A plausible implication is that DDGNN's star-graph strategy is especially suited for single-actor, sparse, near real-time HAR, where skeletal annotation is unavailable or unreliable, while its modularity may inform future extensions to multi-person or collaborative sensing.
7. Key Insights and Outlook
DDGNN achieves robust and interpretable spatial–temporal representation from highly sparse radar point clouds by:
- Embedding geometric relations as a directed star from a canonical center to radar returns, decoupling performance from point cloud cardinality.
- Using multi-layer Weisfeiler–Lehman GraphConv for effective spatial feature propagation.
- Applying temporal sequence models (Bi-LSTM) for cross-frame context without requiring explicit inter-frame graph construction.

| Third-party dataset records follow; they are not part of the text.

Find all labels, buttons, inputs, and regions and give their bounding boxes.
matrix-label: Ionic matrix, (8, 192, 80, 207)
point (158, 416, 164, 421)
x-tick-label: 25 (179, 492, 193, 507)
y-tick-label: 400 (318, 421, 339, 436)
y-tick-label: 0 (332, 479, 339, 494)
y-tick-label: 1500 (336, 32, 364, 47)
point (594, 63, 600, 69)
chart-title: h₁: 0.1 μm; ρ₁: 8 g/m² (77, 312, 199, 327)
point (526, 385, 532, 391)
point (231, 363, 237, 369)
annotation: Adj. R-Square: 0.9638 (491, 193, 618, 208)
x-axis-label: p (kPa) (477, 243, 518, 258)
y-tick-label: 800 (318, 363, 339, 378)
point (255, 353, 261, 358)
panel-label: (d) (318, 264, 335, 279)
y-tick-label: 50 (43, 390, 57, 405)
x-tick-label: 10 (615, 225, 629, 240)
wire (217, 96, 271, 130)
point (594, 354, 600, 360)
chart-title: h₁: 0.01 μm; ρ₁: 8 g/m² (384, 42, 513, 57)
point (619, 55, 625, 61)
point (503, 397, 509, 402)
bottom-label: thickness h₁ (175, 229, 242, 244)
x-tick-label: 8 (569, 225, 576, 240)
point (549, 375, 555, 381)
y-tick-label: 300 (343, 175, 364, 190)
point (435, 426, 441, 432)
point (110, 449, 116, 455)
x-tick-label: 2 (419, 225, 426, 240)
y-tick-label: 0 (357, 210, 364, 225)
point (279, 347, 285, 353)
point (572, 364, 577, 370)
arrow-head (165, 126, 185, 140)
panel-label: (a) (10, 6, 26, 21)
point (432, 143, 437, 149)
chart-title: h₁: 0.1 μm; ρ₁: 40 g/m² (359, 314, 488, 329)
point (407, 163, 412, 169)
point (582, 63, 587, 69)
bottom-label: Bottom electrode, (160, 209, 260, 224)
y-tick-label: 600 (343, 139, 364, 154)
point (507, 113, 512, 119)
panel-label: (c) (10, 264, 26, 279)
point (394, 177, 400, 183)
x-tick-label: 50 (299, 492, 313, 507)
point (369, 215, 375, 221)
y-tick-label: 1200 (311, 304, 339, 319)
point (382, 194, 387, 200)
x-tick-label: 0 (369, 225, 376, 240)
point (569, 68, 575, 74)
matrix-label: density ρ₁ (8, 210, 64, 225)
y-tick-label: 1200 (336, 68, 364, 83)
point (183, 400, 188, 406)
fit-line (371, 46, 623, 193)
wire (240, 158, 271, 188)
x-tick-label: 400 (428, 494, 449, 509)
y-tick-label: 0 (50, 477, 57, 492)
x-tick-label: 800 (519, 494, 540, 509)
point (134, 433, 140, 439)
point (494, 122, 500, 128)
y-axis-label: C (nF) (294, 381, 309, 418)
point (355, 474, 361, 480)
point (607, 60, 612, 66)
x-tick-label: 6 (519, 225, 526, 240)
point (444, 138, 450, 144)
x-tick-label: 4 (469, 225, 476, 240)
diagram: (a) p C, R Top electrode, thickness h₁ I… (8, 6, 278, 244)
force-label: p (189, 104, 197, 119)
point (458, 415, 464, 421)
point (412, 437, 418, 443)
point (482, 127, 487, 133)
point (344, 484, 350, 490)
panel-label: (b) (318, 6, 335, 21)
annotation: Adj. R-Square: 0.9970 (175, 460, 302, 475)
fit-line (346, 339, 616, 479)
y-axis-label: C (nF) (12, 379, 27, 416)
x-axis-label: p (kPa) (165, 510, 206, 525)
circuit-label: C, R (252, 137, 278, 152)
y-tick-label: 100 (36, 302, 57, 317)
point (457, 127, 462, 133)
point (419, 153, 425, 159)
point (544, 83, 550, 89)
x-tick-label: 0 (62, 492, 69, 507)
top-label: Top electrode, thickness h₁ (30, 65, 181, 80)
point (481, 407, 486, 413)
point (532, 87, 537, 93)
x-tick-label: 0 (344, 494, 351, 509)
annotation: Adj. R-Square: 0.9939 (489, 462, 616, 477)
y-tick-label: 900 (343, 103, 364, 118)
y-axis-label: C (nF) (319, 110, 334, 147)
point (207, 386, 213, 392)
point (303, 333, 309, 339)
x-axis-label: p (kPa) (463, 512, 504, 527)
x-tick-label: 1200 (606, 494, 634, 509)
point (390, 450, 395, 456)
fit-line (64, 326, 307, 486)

Empirical results validate these design choices, with practical advantages in both accuracy and computational efficiency for embedded HAR systems (Gao et al., 12 Dec 2025). Future directions might include extension to multiple actor scenarios via per-cluster star-graph construction, integration with more advanced temporal models, or fusion with complementary modalities for improved robustness under adverse radar conditions.